Places, like people, have biographies.
The work explores the biographical inscriptions onto the landscape, a palimpsest akin to the mapping of places, monuments and sites where commemorations are performed, enacted and where collective cultural geography is embedded and reinforced to form the construction of national identity both formally and informally. Conceptually the interrogation of landscape is viewed as a form of codified history, from the viewpoint of personal experience - a short historic time-frame, and from the formal public institutions a longer archaeological time-frame, seen as operating simultaneously. A core component of ‘of the wor poses questions relating to the inherent strength and sense of place that have existed within pre-modern societies and contemporary arguments of modernity’s shared identities and social cohesion.
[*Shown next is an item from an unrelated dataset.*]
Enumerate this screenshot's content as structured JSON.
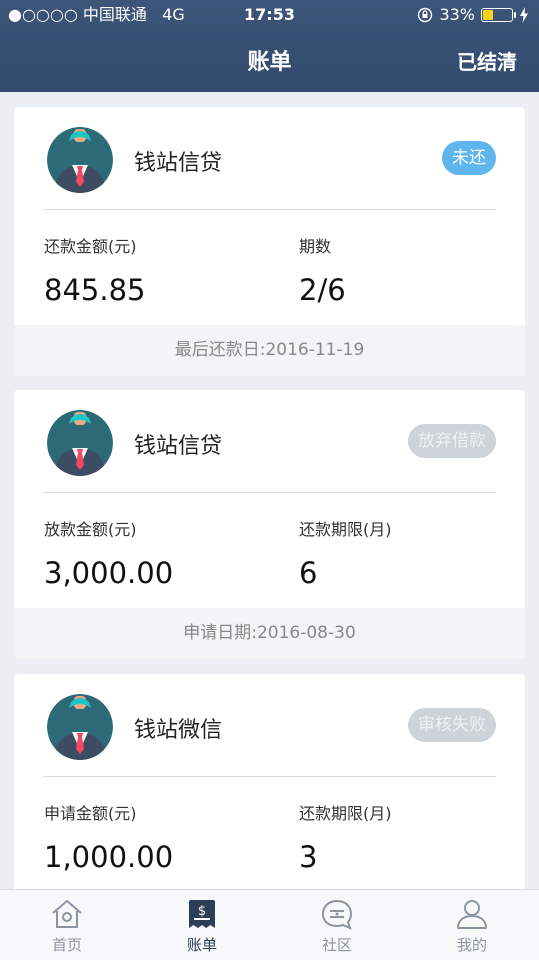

The specific selected sites are nationally and internationally located including, remote Australia sites and specific locations in Greece, Turkey, Syria, Lebanon Palestine, Israel, Iran, Jordan and Oman. ‘Burning Worlds is saturated with the cultural politics of transformation, influenced both by the global and the local, placing the Australian landscape tradition into an international and national context. The sites are at once modern and pre-modern, mythological and archaeological; they are tribally, ethically, religiously and politically deeply inscribed. The paradox of place, complexities of histories and their interlaced narratives are played out conceptually from within the photographic works.